On Monday, the Chinese firm said it would pay $250 million to settle a U.S. lawsuit alleging that it concealed a regulatory warning about its ability to control counterfeiting before it went public in 2014, according to Reuters.
Alibaba is accused of securities fraud stemming from reports that the company met with China’s State Administration of Industry and Commerce (SAIC) on July 16, 2014, two months before the launch of the its public offering at $25 billion. The SAIC held off until after the IPO to release a white paper detailing concerns that were raised at that meeting—namely, the fact that many items sold on Alibaba at that time were fake or infringed upon trademarks.
Alibaba’s American Depositary Shares fell 12.8 percent on January 28 and 29, 2015, after the white paper was released, according to Reuters.
The class-action settlement proposed on Monday will impact investors in Alibaba ADS and ADS options in the four and a half months that preceded the white paper’s release. It will also resolve claims against Jack Ma, Alibaba’s executive chairman, and other company officials.
Alibaba maintains its innocence, saying the settlement ends all pending securities litigation against the company and its investors.
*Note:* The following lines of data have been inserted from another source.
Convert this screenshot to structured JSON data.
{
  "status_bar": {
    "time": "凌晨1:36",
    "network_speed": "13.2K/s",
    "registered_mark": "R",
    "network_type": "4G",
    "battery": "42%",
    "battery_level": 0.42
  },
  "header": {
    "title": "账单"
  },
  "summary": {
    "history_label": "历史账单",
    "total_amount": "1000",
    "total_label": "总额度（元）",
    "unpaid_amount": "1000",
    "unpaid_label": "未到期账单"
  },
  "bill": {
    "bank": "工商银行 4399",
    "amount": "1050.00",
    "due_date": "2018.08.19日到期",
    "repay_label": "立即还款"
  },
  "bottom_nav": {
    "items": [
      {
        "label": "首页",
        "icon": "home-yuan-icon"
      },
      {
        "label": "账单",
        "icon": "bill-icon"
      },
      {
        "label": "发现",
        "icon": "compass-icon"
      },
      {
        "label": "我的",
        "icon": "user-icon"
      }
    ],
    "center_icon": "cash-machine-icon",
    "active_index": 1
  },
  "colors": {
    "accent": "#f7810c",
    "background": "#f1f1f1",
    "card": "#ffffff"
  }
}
Earlier this month, Alibaba’s vice president and head of global IP enforcement, Matthew Bassuir, was given the Luxury Law Summit’s “Luxury Law Innovator in IP Rights and Technology” award in London. The company was recognized for the work of the Alibaba Anti-Counterfeiting Alliance, which counts 132 luxury and consumer goods brands as members, and works to combat counterfeit sales on the platform.
According to the firm’s website, the alliance was created as “a way for Alibaba to work with brands, using the latest anti-counterfeiting technology to protect IP across its platforms.”